The return to the Delta Ethniki was immediate. During the 1989–90 season, the club finished 20th in Group 3, in a season where no team was relegated. In 1990–91, competing in Group 9, it finished 7th, followed by a 12th-place finish in Group 7 during the 1991–92 season. The following campaign (1992–93) saw Thyella compete in Group 7 once again, finishing in 6th place, before placing 15th in Group 7 during the 1993–94 season and suffering relegation to the regional leagues. This relegation brought an end to a long era for Thyella Katsikas in the national divisions.

During this period, the club won five EPS Epirus Cups and finished as runner-up once. Furthermore, during the 1983–84 season, the team reached the semi-finals of the Greek Amateur Cup, where they were eliminated on penalties 4–2 following a 1–1 draw after regular time by eventual cup winner Niki Dioikitirio at the Nea Efkarpia Stadium. Prior to facing Niki Dioikitirio, Thyella had eliminated Hellas Kalliniki, Pyrsos Grevena, and Ethnikos Axioupoli.

In the following years, Thyella competed in the regional leagues. It won the 2003 championship undefeated, earning promotion back to the Delta Ethniki. During the 2003–04 season, competing in Group 5, the club finished 15th and was relegated. In 2006, it won the Epirus Football Clubs Association championship once again to return to the Delta Ethniki. In the 2006–07 campaign, participating in Group 5, the team finished 13th and suffered relegation once more.

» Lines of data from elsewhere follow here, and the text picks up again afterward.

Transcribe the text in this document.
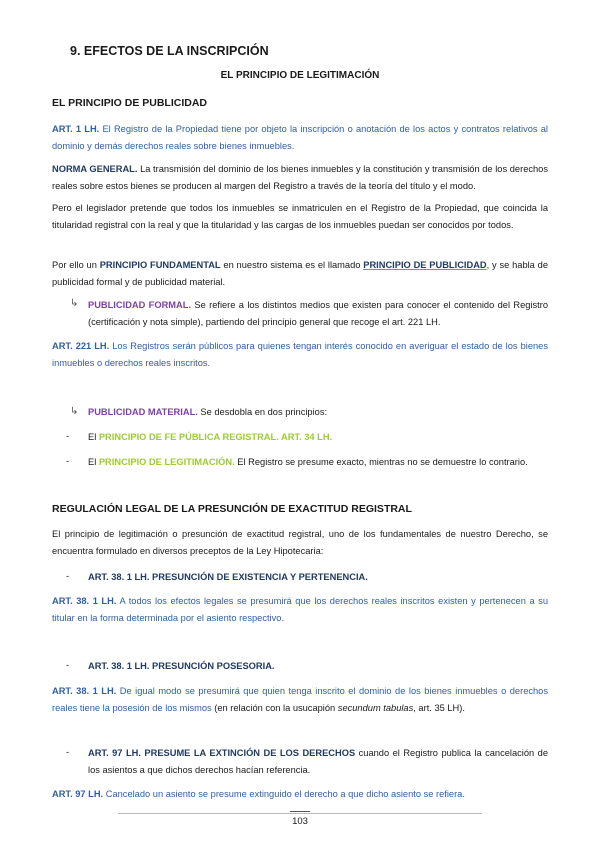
9. EFECTOS DE LA INSCRIPCIÓN
EL PRINCIPIO DE LEGITIMACIÓN
EL PRINCIPIO DE PUBLICIDAD

ART. 1 LH. El Registro de la Propiedad tiene por objeto la inscripción o anotación de los actos y contratos relativos al dominio y demás derechos reales sobre bienes inmuebles.

NORMA GENERAL. La transmisión del dominio de los bienes inmuebles y la constitución y transmisión de los derechos reales sobre estos bienes se producen al margen del Registro a través de la teoría del título y el modo.

Pero el legislador pretende que todos los inmuebles se inmatriculen en el Registro de la Propiedad, que coincida la titularidad registral con la real y que la titularidad y las cargas de los inmuebles puedan ser conocidos por todos.

Por ello un PRINCIPIO FUNDAMENTAL en nuestro sistema es el llamado PRINCIPIO DE PUBLICIDAD, y se habla de publicidad formal y de publicidad material.

↳ PUBLICIDAD FORMAL. Se refiere a los distintos medios que existen para conocer el contenido del Registro (certificación y nota simple), partiendo del principio general que recoge el art. 221 LH.

ART. 221 LH. Los Registros serán públicos para quienes tengan interés conocido en averiguar el estado de los bienes inmuebles o derechos reales inscritos.

↳ PUBLICIDAD MATERIAL. Se desdobla en dos principios:

- El PRINCIPIO DE FE PÚBLICA REGISTRAL. ART. 34 LH.

- El PRINCIPIO DE LEGITIMACIÓN. El Registro se presume exacto, mientras no se demuestre lo contrario.

REGULACIÓN LEGAL DE LA PRESUNCIÓN DE EXACTITUD REGISTRAL

El principio de legitimación o presunción de exactitud registral, uno de los fundamentales de nuestro Derecho, se encuentra formulado en diversos preceptos de la Ley Hipotecaria:

- ART. 38. 1 LH. PRESUNCIÓN DE EXISTENCIA Y PERTENENCIA.

ART. 38. 1 LH. A todos los efectos legales se presumirá que los derechos reales inscritos existen y pertenecen a su titular en la forma determinada por el asiento respectivo.

- ART. 38. 1 LH. PRESUNCIÓN POSESORIA.

ART. 38. 1 LH. De igual modo se presumirá que quien tenga inscrito el dominio de los bienes inmuebles o derechos reales tiene la posesión de los mismos (en relación con la usucapión secundum tabulas, art. 35 LH).

- ART. 97 LH. PRESUME LA EXTINCIÓN DE LOS DERECHOS cuando el Registro publica la cancelación de los asientos a que dichos derechos hacían referencia.

ART. 97 LH. Cancelado un asiento se presume extinguido el derecho a que dicho asiento se refiera.

103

In the following years, Thyella competed in the regional leagues. During the 2013–14 season, the club was relegated to the Second Division for the first time in its history. It earned promotion back to the First Division for the 2015–16 season, where it remained in the subsequent years. In 2020, Thyella won the Epirus FCA First Division title for the first time in 14 years, finishing undefeated after 21 matches (18 wins, 3 draws, 0 losses) in a season truncated from 30 matches due to the COVID-19 pandemic.

During the 2020–21 season, which was conducted in a single round-robin format, Thyella fought to avoid relegation but was unsuccessful, finishing in 9th place. In the 2022–23 season, Thyella won Epirus FCA Championship again. In the 2022–23 season, the club won the Epirus Football Clubs Association Cup for the first time in 30 years, having last won it in 1993. That same season, Thyella also secured the regional league title and earned promotion to the Gamma Ethniki through the Greek Football Clubs Association Winners' Championship special promotion tournament, finishing 1st in Group 3. In the 2023–24 season, the club finished 13th and was relegated, falling short of safety by a narrow margin of points.

During the 2025–26 season, Thyella won the Epirus FCA championship, clinching the title on the penultimate matchday and earning promotion back to the Gamma Ethniki.

== Crest and colors ==
The crest of Thyella features a trophy cup flanked by ears of wheat. The trophy symbolizes the club's achievements, while the wheat represents the agricultural character of the local region. The club’s colours are red and white.

== Honours ==
=== Regional titles ===
- Epirus FCA Championship: 10
  - 1974–75, 1978–79, 1979–80, 1980–81, 2002–03, 2005–06, 2019–20, 2021–22, 2022–23, 2025–26
- Epirus FCA Cup: 12
  - 1971–72, 1972–73, 1974–75, 1981–82, 1983–84, 1984–85, 1985–86, 1992–93, 2022–23, 2023–24, 2024–25, 2025–26

== Other Departments ==
On 30 October 2018, Thyella Katsikas announced the establishment of a women's football department.
On 2025, Thyella Katsikas announced the creation of a basketball team.